Just 7.88 per cent of Australia’s population have been fully vaccinated and only 25.48 per cent have had even one dose.

But New South Wales’s health department subsequently said the distribution of the vaccines at St Joseph’s College, a Sydney Catholic school famed for educating Australian rugby internationals, was an error and that only Aboriginal pupils – who make up 4 per cent of the school population and are deemed a higher risk for Covid – were supposed to get the doses.

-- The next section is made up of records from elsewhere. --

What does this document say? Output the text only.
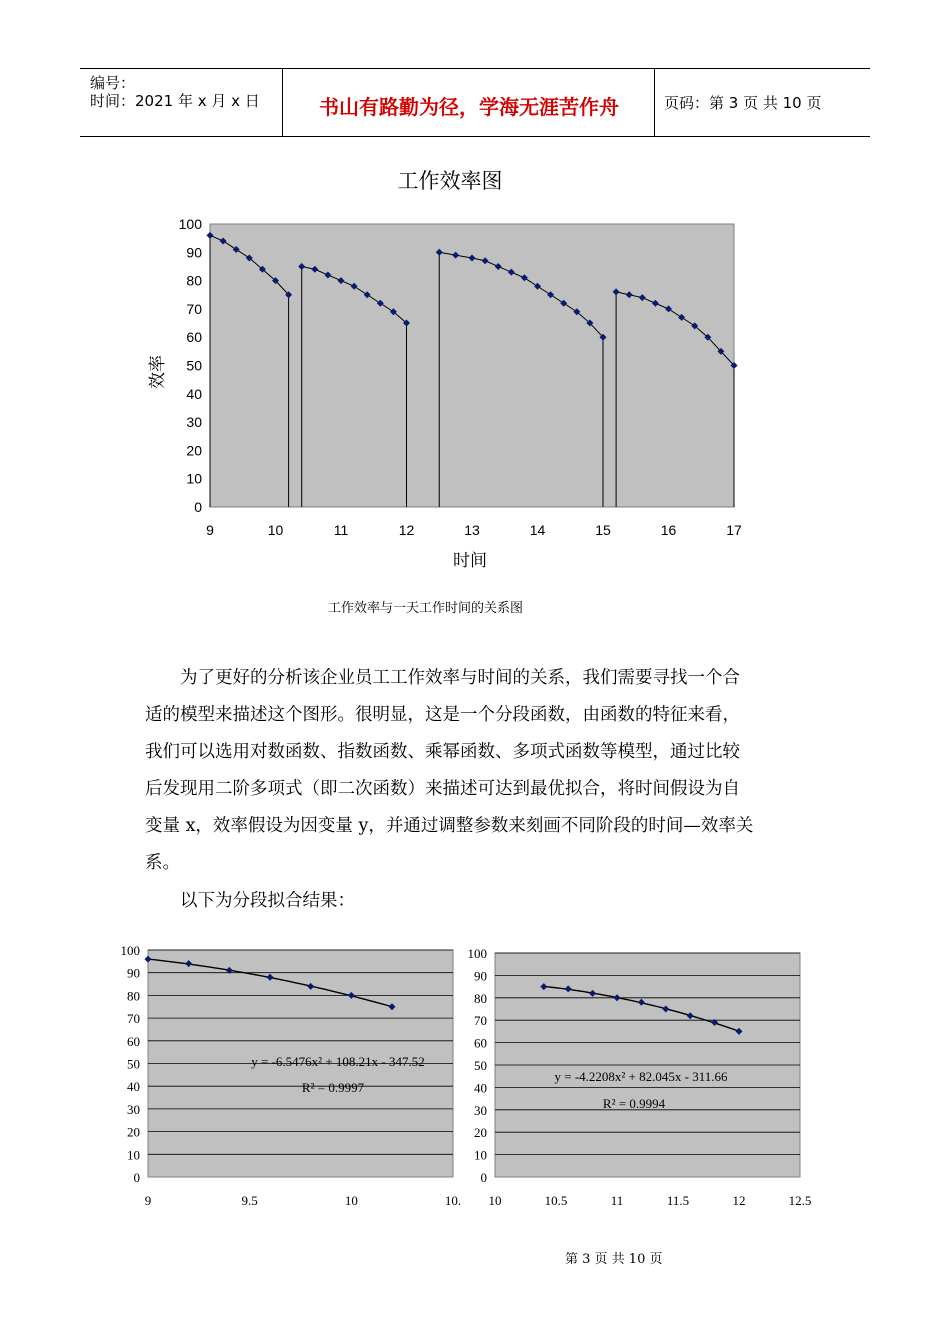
编号：
时间：2021 年 x 月 x 日	书山有路勤为径，学海无涯苦作舟	页码：第 3 页 共 10 页
工作效率图
0
10
20
30
40
50
60
70
80
90
100
9	10	11	12	13	14	15	16	17
效率
时间
工作效率与一天工作时间的关系图
为了更好的分析该企业员工工作效率与时间的关系，我们需要寻找一个合
适的模型来描述这个图形。很明显，这是一个分段函数，由函数的特征来看，
我们可以选用对数函数、指数函数、乘幂函数、多项式函数等模型，通过比较
后发现用二阶多项式（即二次函数）来描述可达到最优拟合，将时间假设为自
变量 x，效率假设为因变量 y，并通过调整参数来刻画不同阶段的时间—效率关
系。
以下为分段拟合结果：
0
10
20
30
40
50
60
70
80
90
100
9	9.5	10	10.
y = -6.5476x² + 108.21x - 347.52
R² = 0.9997
0
10
20
30
40
50
60
70
80
90
100
10	10.5	11	11.5	12	12.5
y = -4.2208x² + 82.045x - 311.66
R² = 0.9994
第 3 页 共 10 页
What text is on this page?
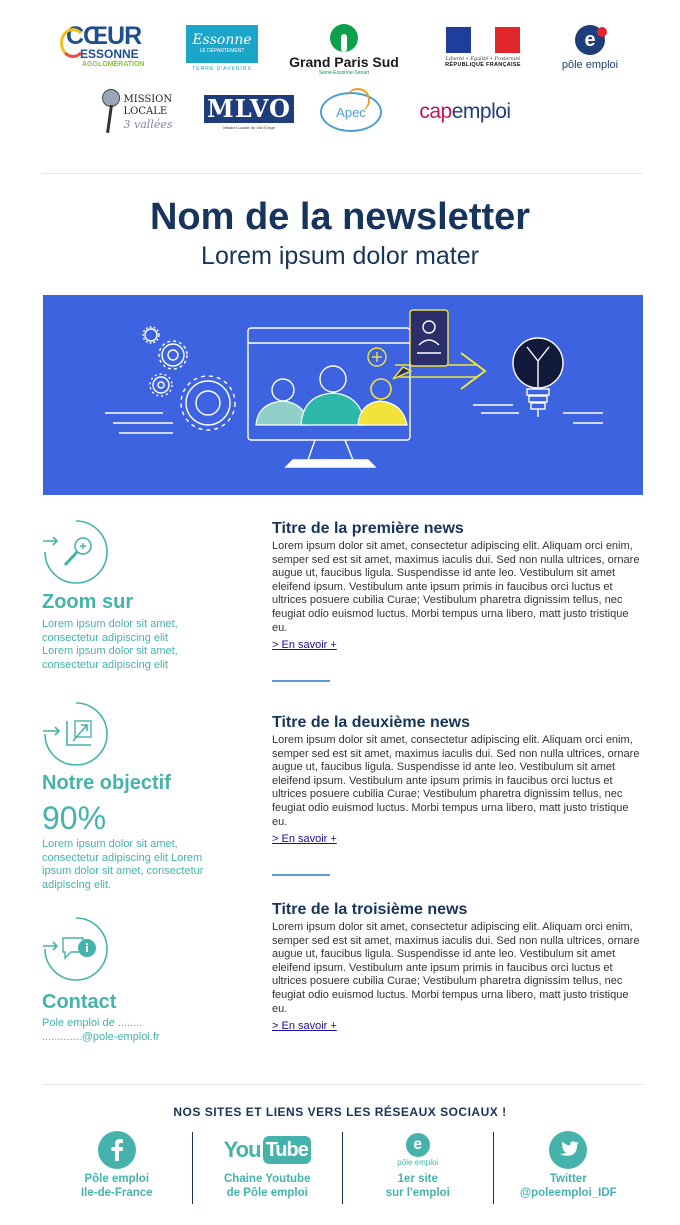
CŒUR
ESSONNE
AGGLOMÉRATION
Essonne
LE DÉPARTEMENT
TERRE D'AVENIRS	Grand Paris Sud
Seine-Essonne-Sénart
Liberté • Égalité • Fraternité
RÉPUBLIQUE FRANÇAISE
e
pôle emploi
MISSION
LOCALE
3 vallées
MLVO
Mission Locale du Val d'Orge
Apec	capemploi
Nom de la newsletter
Lorem ipsum dolor mater
Zoom sur
Lorem ipsum dolor sit amet, consectetur adipiscing elit Lorem ipsum dolor sit amet, consectetur adipiscing elit
Notre objectif
90%
Lorem ipsum dolor sit amet, consectetur adipiscing elit Lorem ipsum dolor sit amet, consectetur adipiscing elit.
Contact
Pole emploi de ........
.............@pole-emploi.fr
Titre de la première news
Lorem ipsum dolor sit amet, consectetur adipiscing elit. Aliquam orci enim, semper sed est sit amet, maximus iaculis dui. Sed non nulla ultrices, ornare augue ut, faucibus ligula. Suspendisse id ante leo. Vestibulum sit amet eleifend ipsum. Vestibulum ante ipsum primis in faucibus orci luctus et ultrices posuere cubilia Curae; Vestibulum pharetra dignissim tellus, nec feugiat odio euismod luctus. Morbi tempus urna libero, matt justo tristique eu.
> En savoir +
Titre de la deuxième news
Lorem ipsum dolor sit amet, consectetur adipiscing elit. Aliquam orci enim, semper sed est sit amet, maximus iaculis dui. Sed non nulla ultrices, ornare augue ut, faucibus ligula. Suspendisse id ante leo. Vestibulum sit amet eleifend ipsum. Vestibulum ante ipsum primis in faucibus orci luctus et ultrices posuere cubilia Curae; Vestibulum pharetra dignissim tellus, nec feugiat odio euismod luctus. Morbi tempus urna libero, matt justo tristique eu.
> En savoir +
Titre de la troisième news
Lorem ipsum dolor sit amet, consectetur adipiscing elit. Aliquam orci enim, semper sed est sit amet, maximus iaculis dui. Sed non nulla ultrices, ornare augue ut, faucibus ligula. Suspendisse id ante leo. Vestibulum sit amet eleifend ipsum. Vestibulum ante ipsum primis in faucibus orci luctus et ultrices posuere cubilia Curae; Vestibulum pharetra dignissim tellus, nec feugiat odio euismod luctus. Morbi tempus urna libero, matt justo tristique eu.
> En savoir +
NOS SITES ET LIENS VERS LES RÉSEAUX SOCIAUX !
Pôle emploi
Ile-de-France
You Tube
Chaine Youtube
de Pôle emploi
e
pôle emploi
1er site
sur l'emploi
Twitter
@poleemploi_IDF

The error was emblematic of how Australia's vaccine rollout has been going. New South Wales health minister Brad Hazzard angered many when he answered "So what?" and "Move on" when questioned about the controversy.

Cause of delays

Australia's overreliance on the AstraZeneca vaccine and the ever-shifting age groups for which it is deemed suitable is thought to be the main cause of vaccination delays. Expectations had been raised last September when prime minister Scott Morrison said: "The federal government is providing hope through a sovereign vaccine plan which will keep Australia right up the front" of the international queue for vaccination doses.

The opposition Labour Party health spokesman Mark Butler recently reminded Mr Morrison of this, putting it to him in parliament question time that "we're so far back, we can't even see the front of the queue".

Some of the government’s Covid-19 spending seems to have offered little value. Consulting firm McKinsey Pacific Rim was paid A$660,000 (€418,000) for vaccine strategy advice, but the only document Australia’s health department could show for the money was an eight-page summary of publicly available data. But with much of the country back in lockdown the McKinsey story was barely reported.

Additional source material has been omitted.